MIER’s take on economy stabs Najib’s budget

The government's misplaced economic optimism is based on external demand. What if we don't sell?

Never in our history, has a credible research organization such as MIER come out immediately after the budget to cast doubts as to the veracity of the finance minister’s numbers.

Where did those numbers come from?

MIER has revised Malaysia’s growth rate to below 5% throwing doubts over the Finance Minister’s claims that our growth rate will be around 5-6%.

MIER said domestic growth is not sufficient to counter shrinkage in external demand, confirming in part IMF (International Monetary Fund) reports that slowdowns of economic growth in Europe and USA will have contagion effects where funds will be taken out of Asian economies.

Were these developments not taken into account when budget 2012 was being prepared?

Was this element left out when the Finance Minister-cum Prime Minister Najib Tun Razak quoted IMF in his speech?

See? Our economic optimism is based on external demand.

External demand pushes up our exports. If other economies face problems, they reduce their imports.

‘What if we can’t sell?’

Our other major export earnings from the sale of oil is another problem area.

Other countries buy our oil but if we cannot sell as much export as we want and the price of oil drops, then our income will be greatly reduced.

We don’t have a large domestic market.

If the high impact projects do not take off as planned, no money will be going into the market.

The RM4 billion plus that’s going directly into consumers is not going to create much impact as it can be reasonably expected.

What will happen is that the money will be used to satisfy deferred spending.
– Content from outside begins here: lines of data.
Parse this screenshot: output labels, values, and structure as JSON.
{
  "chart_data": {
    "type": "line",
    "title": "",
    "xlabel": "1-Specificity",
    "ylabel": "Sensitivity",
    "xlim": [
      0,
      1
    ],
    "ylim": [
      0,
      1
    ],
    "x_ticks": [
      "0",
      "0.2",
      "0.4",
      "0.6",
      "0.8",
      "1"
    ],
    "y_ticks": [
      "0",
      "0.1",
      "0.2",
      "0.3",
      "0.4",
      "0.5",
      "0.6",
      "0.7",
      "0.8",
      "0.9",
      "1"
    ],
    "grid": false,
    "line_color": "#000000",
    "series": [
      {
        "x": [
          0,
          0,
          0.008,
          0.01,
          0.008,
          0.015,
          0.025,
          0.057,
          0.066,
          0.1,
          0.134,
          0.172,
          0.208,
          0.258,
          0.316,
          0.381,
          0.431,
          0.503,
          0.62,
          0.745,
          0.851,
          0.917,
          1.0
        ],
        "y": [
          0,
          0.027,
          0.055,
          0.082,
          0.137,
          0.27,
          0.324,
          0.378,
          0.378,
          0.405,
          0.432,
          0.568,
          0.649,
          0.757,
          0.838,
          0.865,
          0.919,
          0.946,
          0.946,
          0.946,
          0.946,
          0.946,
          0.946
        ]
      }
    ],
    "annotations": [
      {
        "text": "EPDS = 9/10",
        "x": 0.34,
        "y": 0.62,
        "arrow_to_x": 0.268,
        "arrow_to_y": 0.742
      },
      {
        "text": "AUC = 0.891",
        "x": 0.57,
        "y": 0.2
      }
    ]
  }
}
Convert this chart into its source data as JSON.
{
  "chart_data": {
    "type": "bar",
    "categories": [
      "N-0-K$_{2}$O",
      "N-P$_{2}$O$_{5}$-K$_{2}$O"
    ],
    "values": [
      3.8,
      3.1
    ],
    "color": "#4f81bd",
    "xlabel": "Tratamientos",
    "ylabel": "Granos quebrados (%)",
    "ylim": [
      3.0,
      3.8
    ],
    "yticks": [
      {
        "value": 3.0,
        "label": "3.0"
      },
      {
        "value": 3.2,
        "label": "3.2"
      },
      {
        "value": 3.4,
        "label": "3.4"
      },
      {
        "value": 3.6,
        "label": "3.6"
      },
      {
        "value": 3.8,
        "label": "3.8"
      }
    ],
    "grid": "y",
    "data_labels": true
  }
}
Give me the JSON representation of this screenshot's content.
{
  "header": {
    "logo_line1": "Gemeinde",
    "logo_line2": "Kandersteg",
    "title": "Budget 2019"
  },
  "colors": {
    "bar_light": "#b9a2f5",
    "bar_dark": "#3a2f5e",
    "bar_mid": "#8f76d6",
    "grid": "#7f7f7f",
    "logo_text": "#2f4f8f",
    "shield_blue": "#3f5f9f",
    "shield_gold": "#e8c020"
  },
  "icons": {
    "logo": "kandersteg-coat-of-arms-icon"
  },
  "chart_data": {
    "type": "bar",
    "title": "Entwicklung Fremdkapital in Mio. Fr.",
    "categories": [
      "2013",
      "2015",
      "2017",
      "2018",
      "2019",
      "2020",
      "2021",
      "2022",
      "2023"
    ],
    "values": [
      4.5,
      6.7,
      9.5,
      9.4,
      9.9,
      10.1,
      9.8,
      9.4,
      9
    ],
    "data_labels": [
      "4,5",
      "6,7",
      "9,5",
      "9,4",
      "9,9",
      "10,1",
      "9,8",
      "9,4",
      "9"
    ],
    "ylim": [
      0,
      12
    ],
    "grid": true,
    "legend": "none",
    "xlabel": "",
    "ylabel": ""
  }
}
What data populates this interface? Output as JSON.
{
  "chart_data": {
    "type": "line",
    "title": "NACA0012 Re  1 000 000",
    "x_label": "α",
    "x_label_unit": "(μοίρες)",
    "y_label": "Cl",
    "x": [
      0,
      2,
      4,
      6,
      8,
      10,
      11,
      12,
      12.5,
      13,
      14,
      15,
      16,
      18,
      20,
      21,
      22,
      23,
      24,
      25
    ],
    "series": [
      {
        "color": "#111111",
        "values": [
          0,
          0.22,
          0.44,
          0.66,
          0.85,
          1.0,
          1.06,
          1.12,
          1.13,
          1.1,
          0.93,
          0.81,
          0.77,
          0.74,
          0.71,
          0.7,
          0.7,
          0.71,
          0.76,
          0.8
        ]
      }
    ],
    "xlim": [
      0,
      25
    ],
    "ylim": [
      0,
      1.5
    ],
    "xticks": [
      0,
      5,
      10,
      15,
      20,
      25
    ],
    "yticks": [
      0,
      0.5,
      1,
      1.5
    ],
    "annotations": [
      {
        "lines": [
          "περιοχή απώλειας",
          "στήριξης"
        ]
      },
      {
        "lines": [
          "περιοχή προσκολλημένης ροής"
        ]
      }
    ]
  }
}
That’s a substantial reduction in percentage points translating into large actual shrinkage in the economy.

Emerging realities

The income of the country will be lower than projected and the country will grow at a rate less than stated.

Producers will cut back because those entire one-off handouts or large portions are being used to satisfy deferred consumption and clearing old inventories.

And new demand is too weak to stimulate production.

Domestic demand is cut back as is external demand because each economy in the world is caught out in its own recessionary phase.

These are the realities possibly emerging independent of the PM’s recent budget projections.

The writer is a former Umno state assemblyman and a FMT columnist.